Assignment of Intellectual Property Rights in Employment Contractsbaystatenew
Intellectual Property, namely patents, trademarks and copyrights are some of a company’s most valuable business assets, and accordingly, care should be taken to ensure that there is a clear chain of title with respect to ownership of these assets and that it is identified and determined at the onset of these creations. Unfortunately, there are many instances where ownership issues arises due to either poor planning on the part of the company, vague definitions as to what qualifies as a company asset and/or failure to have the necessary documents in place to automatically transfer an employee’s contribution directly to the company.
Imagine a situation in which a small sized company has an employee that conceives of a new invention that is outside of the scope of the company’s business however the company is interested in now developing the invention. Imagine another situation, where a marketing group is tasked with creating a new slogan and brand ahead of their next product release. Now imagine, that in each of these situations, if an employment contract even exists, there is no mention about who owns any intellectual property created during the employment, or any disclosure requirements about a new invention, or logo etc.
Under the United States Patent System, all inventions are initially owned by the inventors that were responsible for conceiving and reducing the invention to practice. Furthermore, upon submission of a Patent application, all inventors must be listed on the application. Trademark applications may be submitted by an individual, a partnership or a company; finally copyright applications must list the author of the work that was created. As such, there is no getting around the fact that unless the transfer of intellectual property rights is clearly defined, that a company may not end up owning the creation.
In spite of all of these potential pitfalls with ownership, there are some simple steps that a company may take to ensure that any and all patents, trademarks and copyrights are conveyed to the company at the time of creation, and that the company owns all rights that may result from a patent application, trademark application and/or copyright application.
First, it is imperative for a company to have a standard employment contract for each new employee to sign prior to undertaking any projects.

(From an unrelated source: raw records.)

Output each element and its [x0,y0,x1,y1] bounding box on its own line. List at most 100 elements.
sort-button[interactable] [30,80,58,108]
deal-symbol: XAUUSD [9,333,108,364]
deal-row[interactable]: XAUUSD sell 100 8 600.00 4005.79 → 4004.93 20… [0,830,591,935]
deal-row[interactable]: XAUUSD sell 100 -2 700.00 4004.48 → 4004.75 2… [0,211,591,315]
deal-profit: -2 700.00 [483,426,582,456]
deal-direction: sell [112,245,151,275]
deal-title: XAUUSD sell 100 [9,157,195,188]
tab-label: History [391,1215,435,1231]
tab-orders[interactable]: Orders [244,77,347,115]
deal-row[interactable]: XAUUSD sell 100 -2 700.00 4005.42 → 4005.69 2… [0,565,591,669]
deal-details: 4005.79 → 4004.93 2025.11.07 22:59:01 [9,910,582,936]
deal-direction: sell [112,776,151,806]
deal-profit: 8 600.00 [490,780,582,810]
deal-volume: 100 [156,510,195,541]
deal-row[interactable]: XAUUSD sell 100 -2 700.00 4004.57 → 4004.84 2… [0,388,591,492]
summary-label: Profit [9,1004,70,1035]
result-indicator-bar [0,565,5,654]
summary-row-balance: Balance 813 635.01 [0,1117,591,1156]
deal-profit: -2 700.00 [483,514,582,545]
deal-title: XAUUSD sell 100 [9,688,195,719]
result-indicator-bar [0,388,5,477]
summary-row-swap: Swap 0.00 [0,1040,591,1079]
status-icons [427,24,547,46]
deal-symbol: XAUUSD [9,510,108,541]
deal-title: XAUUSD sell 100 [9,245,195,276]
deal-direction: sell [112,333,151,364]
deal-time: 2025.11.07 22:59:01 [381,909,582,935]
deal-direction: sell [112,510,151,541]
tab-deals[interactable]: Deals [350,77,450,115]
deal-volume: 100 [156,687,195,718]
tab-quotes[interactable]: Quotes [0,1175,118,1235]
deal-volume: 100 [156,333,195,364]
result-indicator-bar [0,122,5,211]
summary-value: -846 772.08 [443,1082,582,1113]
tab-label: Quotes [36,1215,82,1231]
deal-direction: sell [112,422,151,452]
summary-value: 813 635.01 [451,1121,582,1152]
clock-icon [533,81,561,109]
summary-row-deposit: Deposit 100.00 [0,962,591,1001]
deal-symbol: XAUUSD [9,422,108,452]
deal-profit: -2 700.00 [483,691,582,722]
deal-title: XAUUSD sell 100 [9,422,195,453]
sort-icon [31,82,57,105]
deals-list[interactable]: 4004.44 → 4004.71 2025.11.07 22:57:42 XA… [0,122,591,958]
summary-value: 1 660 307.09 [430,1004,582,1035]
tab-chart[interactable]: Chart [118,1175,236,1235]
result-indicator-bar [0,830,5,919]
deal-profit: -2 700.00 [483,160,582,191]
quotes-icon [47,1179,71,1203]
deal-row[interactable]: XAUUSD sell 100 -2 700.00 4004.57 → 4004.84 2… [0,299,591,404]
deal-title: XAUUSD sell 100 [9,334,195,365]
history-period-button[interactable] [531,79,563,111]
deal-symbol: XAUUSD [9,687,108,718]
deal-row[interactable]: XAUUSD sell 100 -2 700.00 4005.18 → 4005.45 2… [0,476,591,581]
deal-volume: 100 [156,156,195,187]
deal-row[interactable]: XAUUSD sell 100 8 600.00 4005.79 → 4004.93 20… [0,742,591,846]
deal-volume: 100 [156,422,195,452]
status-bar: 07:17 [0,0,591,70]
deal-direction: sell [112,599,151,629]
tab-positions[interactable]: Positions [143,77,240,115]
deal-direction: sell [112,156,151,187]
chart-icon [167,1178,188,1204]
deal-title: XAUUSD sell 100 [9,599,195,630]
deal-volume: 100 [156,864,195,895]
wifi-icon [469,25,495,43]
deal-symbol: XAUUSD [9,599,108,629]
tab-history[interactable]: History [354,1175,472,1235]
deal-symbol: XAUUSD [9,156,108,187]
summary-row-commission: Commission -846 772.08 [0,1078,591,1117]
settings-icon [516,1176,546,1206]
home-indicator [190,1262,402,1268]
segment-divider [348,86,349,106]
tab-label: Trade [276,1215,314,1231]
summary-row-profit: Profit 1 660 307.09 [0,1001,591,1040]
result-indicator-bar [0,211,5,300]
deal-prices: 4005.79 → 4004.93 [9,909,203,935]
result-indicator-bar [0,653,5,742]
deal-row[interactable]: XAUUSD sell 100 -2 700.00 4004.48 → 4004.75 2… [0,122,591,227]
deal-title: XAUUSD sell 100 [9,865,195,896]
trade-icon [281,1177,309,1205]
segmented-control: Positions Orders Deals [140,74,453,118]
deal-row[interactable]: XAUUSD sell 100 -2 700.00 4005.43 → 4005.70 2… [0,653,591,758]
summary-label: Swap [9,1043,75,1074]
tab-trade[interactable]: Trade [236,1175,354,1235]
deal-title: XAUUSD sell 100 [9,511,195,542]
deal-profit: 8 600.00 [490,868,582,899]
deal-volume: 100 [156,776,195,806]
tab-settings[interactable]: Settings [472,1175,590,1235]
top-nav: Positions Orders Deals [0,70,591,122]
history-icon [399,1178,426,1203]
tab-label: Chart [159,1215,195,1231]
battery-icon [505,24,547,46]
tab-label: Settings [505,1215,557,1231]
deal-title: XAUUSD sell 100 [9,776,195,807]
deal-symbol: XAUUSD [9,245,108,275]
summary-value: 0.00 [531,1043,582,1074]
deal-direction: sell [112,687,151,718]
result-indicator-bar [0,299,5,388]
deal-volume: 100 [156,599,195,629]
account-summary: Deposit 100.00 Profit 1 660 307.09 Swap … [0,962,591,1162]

Second, well an employment contract is important, if the contract is void of any sections that address intellectual property, and specifically an assignment of intellectual property rights clause, then you will still run into some of the same problems.
A sample assignment of intellectual property rights clause may read as follows:
Assignment of Inventions. I agree to disclose promptly and fully to the Company and to no one else any Development that results from tasks assigned to me by the Company or results from the use of the Company’s time, materials or facilities at any time or times during my employment, whether such Development is made, conceived, discovered or reduced to practice alone or with another. Such Developments and the benefits thereof shall immediately become the sole and absolute property of the Company. I hereby assign any rights I may have or acquire in the Developments and benefits and/or rights resulting therefrom to the Company without further compensation and shall communicate, without cost or delay, and without publishing the same, all available information relating thereto (with all necessary plans and models) to the Company. The determination as to whether an invention is in the Company’s business or field of interest will be made solely by an authorized representative of the Company.
The above provides some of the core language that should be present in these sections, especially mentioning that the employee “hereby assigns any rights”. Therefore, utilizing some version of the above clause will help avoid issues that may arise with the intellectual property of a company.